Extending solutions to Differential Equations
Consider the differential equation
\[
\dot x = f(t, x),
\]
where the right hand side of the equation is a function $f(t,x)$ that is defined
on some open subset $\cO\subset\R^2$.
Assumptions about $f$
We assume that the function $f$ and its partial derivative $f_x$ both
are continuous functions on $\cO$. By a theorem from real analysis it
follows that for every closed and bounded rectangle $R = \{(t, x) :
c\le t\le d, a\le x \le b\}$ there exist numbers $M$ and $L$ such that
\[
|f(t, x)| \le M, \text{ and } |f_x(t, x)|\le L
\]
for all $(t, x)\in R$. The constants $M$ and $L$ may depend on which
particular rectangle $R$ was chosen. Boundedness of $f_x$ implies
that $f$ satisfies the Lipschitz condition on the rectangle $R$:
namely, the Mean Value Theorem implies that for any $t\in[c, d]$ and
any two $x, y \in [a,b]$ there is a $c$ such that
\[
\left| f(t, x) - f(t,y)\right| = \left| f_x(t, c) (x-y)\right|,
\]
which implies
\[
\left| f(t, x) - f(t,y)\right| \le L |x-y|.
\]
These assumptions guarantee that Picard’s local existence and
uniqueness theorems applies on any closed and bounded rectangle $R\subset \cO$.
The maximal solution
Theorem. For every $(t_0, x_0)\in \cO$ there is a maximal
solution
$x:[t_0, T)\to\R$ of the differential equation $\dot x = f(t, x)$ with
$x(t_0)=x_0$
By definition, a solution is maximal if every other solution $\tilde x:[t_0, t_1)\to\R$
is contained in the maximal solution, i.e.

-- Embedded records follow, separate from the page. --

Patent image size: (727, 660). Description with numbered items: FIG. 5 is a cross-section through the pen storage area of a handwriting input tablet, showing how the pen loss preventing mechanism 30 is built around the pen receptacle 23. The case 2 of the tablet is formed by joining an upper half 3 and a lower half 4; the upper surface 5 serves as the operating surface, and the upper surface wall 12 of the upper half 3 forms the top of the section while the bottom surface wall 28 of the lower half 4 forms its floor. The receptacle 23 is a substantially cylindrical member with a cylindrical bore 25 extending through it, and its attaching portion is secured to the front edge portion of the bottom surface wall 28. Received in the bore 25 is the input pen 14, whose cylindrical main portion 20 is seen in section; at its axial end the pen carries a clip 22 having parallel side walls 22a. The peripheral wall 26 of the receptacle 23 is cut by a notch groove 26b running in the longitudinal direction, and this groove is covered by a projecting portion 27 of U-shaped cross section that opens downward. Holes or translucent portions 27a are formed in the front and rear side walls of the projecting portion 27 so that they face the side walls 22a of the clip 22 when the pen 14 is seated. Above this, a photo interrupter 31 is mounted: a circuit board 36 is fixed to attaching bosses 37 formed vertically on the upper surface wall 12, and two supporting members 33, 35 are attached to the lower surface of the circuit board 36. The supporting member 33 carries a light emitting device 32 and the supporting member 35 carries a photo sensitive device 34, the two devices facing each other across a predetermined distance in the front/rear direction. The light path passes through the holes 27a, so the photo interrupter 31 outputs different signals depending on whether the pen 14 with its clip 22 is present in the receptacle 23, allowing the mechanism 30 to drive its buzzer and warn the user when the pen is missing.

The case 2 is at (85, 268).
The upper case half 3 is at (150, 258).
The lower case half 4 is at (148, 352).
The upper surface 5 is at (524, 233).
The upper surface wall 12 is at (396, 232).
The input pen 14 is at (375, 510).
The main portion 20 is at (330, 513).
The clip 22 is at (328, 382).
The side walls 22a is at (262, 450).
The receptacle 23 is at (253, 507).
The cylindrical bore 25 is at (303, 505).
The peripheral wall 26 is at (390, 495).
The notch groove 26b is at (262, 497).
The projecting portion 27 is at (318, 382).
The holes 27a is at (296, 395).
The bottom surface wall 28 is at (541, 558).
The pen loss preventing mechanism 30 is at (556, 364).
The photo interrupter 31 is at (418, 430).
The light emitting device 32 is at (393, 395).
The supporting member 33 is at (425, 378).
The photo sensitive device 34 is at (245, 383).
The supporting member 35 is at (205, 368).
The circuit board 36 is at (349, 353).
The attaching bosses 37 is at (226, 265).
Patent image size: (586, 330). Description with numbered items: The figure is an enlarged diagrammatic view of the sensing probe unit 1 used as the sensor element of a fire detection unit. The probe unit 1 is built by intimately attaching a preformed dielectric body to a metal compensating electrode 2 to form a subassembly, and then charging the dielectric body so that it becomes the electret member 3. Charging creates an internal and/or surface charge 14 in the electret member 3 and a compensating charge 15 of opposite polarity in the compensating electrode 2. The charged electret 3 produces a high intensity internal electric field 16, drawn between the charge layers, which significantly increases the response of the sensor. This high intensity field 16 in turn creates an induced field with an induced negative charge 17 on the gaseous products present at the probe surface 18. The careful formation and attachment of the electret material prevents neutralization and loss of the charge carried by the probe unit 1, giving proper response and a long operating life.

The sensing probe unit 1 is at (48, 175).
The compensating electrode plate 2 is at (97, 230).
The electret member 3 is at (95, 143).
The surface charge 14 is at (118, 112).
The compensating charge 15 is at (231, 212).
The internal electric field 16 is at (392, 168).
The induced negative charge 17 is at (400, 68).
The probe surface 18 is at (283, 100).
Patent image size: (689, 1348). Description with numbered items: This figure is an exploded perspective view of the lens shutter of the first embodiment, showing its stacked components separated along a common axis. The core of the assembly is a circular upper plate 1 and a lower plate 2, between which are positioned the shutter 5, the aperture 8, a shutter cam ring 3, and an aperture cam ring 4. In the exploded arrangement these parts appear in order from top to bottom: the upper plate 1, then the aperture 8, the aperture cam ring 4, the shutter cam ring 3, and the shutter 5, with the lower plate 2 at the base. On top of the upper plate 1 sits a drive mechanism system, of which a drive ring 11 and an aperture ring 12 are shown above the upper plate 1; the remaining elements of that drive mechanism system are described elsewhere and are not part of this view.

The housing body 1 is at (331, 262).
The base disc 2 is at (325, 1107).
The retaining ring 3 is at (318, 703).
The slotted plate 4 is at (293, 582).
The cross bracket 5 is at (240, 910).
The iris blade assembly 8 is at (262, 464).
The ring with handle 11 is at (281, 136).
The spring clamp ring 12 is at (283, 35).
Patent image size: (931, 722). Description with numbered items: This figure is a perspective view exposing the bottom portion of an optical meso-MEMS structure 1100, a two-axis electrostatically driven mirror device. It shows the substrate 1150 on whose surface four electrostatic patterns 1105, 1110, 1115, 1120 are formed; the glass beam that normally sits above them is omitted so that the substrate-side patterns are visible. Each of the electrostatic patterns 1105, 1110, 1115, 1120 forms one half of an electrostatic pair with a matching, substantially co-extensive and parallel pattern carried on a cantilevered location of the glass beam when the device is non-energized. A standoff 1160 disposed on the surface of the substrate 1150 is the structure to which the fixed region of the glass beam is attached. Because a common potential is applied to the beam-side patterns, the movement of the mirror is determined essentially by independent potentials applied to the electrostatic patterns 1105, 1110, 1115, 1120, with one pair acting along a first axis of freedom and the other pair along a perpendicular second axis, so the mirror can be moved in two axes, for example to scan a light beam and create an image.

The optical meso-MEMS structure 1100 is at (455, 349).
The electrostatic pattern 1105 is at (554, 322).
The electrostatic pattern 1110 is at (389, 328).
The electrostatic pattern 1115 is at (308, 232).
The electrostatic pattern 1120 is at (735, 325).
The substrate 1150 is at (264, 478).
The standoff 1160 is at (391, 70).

- $t_1\le T$ (so the solution is
not defined on a longer time interval than the maximal solution), and
- $\tilde x(t) = x(t)$ for all $t\in[t_0, t_1)$ (i.e. the solution
coincides with the maximal solution whenever both are defined.)
Where the maximal solution ends
Theorem. Let $x:[t_0, T)\to\R$ be the maximal solution of $\dot x=f(t,
x)$, $x(t_0) = x_0$. Then one of the following holds
- $T=\infty$
- $T\lt\infty$, but $\lim_{t\nearrow T} x(t)$ does not exist
- $T\lt \infty$, and $X = \lim_{t\nearrow T} x(t)$ exists, but $(T,
X)\not\in\cO$
How to show $T=\infty$
In many cases the right hand side $f(t, x)$ in the differential equation is
defined for all $(t, x)$, so the domain of $f$ is $\cO=\R^2$. In this case the
third possibility above cannot occur, so for any solution one either has
$T=\infty$ or $T\lt \infty$ and $x(t)$ has no limit as $t\nearrow T$. In other
words: if a solution only exists up to some finite time $t=T\lt \infty$, then
$x(t)$ has no limit as $t\nearrow T$.
Theorem. Let $x(t)$ be a solution of the differential equation $\dot
x=f(t,x)$, and assume that on the time interval $[t_0, t_1)$ one knows that
$|f(t, x(t))| \le M$ for some constant $M$. Then $\lim_{t\nearrow t_1} x(t)$
exists, and the maximal solution exists on a larger time interval $[t_0,
t_1)$.
Proof
For any $t\in [t_0, t_1)$ we have
\begin{equation}\label{eq-1}
x(t) = x(t_0) + \int _{t_0}^t x'(s)\, ds
= x(t_0) + \int _{t_0}^t f(s, x(s))\, ds.
\end{equation}
If $|f(s, x(s))|\le M$ then the integral
\[
\int_{t_0}^{t_1} f(s, x(s))\, ds
\]
exists and we can prove that
\[
\lim_{t\nearrow t_1} x(t) = A,
\]
where
\begin{equation}\label{eq-2}
A\stackrel{\sf def}=
x(t_0) + \int _{t_0}^{t_1} f(s, x(s))\, ds
\end{equation}
by the following reasoning. Due to \eqref{eq-1} and \eqref{eq-2} we have
\[
A- x(t) = \int_t^{t_1} f(s, x(s))\, ds
\]
so that
\[
|A-x(t)| \le \int_t^{t_1} |f(s, x(s))|\, ds
\le \int_t^{t_1} M\, ds
=M(t_1-t).
\]
This implies that $\lim_{t\nearrow t_1} |A-x(t)| = 0$, i.e. $x(t)$ has a limit as $t\nearrow t_1$.